The guidance paper sets out a four-step pathway to support operators’ efforts to reduce their emissions of the gas.
This includes identifying potential sources of methane emissions and taking an inventory, determining how those emissions will be mitigated, prioritizing the biggest opportunities and taking a systematic approach to abatement.
The process is designed to be implemented across a company’s business units at any asset or location, and will build on lessons learned, best practice, new technologies and existing regulation.
According to Bjorn Otto Sverdrup, OGCI Executive Committee Chair: "The guidance also provides examples of targets, standards and protocols for methane emissions to aid companies, including from OGCI, UNEP’s reporting and mitigation programme the Oil and Gas Methane Partnership 2.0, the Natural Gas Sustainability Initiative, gas certification non-profit MiQ and the World Bank."
OGCI, which is led by the CEOs of the 12 largest energy companies, has focused on reducing methane emissions from operated oil and gas assets since the group was set up in 2014.
Last year, OGCI launched Aiming for Zero Methane Emissions, an initiative designed to spur companies to reduce methane emissions from operated oil and gas to near zero by 2030 by switching the mindset to treat methane as seriously as safety and preventing oil spills.
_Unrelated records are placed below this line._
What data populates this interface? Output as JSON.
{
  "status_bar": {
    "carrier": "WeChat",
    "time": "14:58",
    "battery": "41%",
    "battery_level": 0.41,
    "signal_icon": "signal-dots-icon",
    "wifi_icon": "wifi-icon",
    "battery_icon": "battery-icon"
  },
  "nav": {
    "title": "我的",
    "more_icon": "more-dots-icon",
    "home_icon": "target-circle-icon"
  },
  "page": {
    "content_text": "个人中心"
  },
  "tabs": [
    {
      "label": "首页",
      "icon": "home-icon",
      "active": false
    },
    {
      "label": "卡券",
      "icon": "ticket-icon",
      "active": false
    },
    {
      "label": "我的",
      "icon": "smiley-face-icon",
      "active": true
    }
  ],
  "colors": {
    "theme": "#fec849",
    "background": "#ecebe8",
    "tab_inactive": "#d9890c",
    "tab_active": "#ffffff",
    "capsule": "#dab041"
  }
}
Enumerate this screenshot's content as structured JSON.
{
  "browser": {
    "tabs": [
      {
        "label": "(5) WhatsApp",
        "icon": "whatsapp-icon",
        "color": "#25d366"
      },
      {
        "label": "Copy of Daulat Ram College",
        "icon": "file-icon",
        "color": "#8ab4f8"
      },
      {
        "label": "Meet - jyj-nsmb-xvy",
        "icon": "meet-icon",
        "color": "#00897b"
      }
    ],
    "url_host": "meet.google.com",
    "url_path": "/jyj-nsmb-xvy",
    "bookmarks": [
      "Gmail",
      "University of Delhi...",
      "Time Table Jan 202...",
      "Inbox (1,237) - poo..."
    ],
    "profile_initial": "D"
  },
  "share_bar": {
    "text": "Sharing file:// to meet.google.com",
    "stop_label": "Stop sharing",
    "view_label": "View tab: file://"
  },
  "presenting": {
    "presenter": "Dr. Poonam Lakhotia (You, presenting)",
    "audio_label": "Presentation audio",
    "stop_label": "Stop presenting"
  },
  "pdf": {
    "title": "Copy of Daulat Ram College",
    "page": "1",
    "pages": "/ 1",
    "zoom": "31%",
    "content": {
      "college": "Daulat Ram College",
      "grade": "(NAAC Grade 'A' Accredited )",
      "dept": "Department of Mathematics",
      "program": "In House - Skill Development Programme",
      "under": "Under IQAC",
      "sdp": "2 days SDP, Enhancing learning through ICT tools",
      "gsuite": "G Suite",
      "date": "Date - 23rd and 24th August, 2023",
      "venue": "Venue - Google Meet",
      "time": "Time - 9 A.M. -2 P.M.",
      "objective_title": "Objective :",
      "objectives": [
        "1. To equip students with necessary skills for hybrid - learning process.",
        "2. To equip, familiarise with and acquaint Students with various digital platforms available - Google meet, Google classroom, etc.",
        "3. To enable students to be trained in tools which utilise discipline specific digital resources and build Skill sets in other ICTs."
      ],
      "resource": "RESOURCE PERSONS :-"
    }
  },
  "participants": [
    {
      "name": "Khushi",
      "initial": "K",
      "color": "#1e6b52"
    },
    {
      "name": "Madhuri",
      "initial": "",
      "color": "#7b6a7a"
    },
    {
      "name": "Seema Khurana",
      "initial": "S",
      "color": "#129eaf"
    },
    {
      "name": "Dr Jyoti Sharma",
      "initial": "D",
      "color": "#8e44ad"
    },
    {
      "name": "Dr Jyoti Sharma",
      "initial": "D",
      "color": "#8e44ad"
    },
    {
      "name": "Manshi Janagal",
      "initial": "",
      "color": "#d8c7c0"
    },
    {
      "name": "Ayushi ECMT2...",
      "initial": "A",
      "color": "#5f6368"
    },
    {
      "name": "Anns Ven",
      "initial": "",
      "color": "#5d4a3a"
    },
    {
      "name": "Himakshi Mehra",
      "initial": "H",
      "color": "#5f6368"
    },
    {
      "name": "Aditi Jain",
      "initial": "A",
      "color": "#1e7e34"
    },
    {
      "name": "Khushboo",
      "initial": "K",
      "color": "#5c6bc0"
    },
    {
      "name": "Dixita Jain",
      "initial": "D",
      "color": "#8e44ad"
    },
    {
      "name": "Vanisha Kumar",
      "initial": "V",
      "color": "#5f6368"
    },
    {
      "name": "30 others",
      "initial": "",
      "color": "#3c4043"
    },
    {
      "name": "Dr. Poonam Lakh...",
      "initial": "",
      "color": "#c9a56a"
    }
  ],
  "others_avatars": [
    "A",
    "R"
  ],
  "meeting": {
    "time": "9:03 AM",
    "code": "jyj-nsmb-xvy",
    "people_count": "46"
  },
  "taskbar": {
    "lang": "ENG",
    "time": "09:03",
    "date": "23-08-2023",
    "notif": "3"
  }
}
Support for the initiative, which is open to the entire industry, has grown quickly. It now numbers around 90 companies, including private and state-run energy companies, service firms, technology providers, consultancies and other organizations.
The target of aiming for zero methane emissions by 2030 is fast becoming a standard reference point for industry, as OGCI’s 2018 methane intensity target did before it.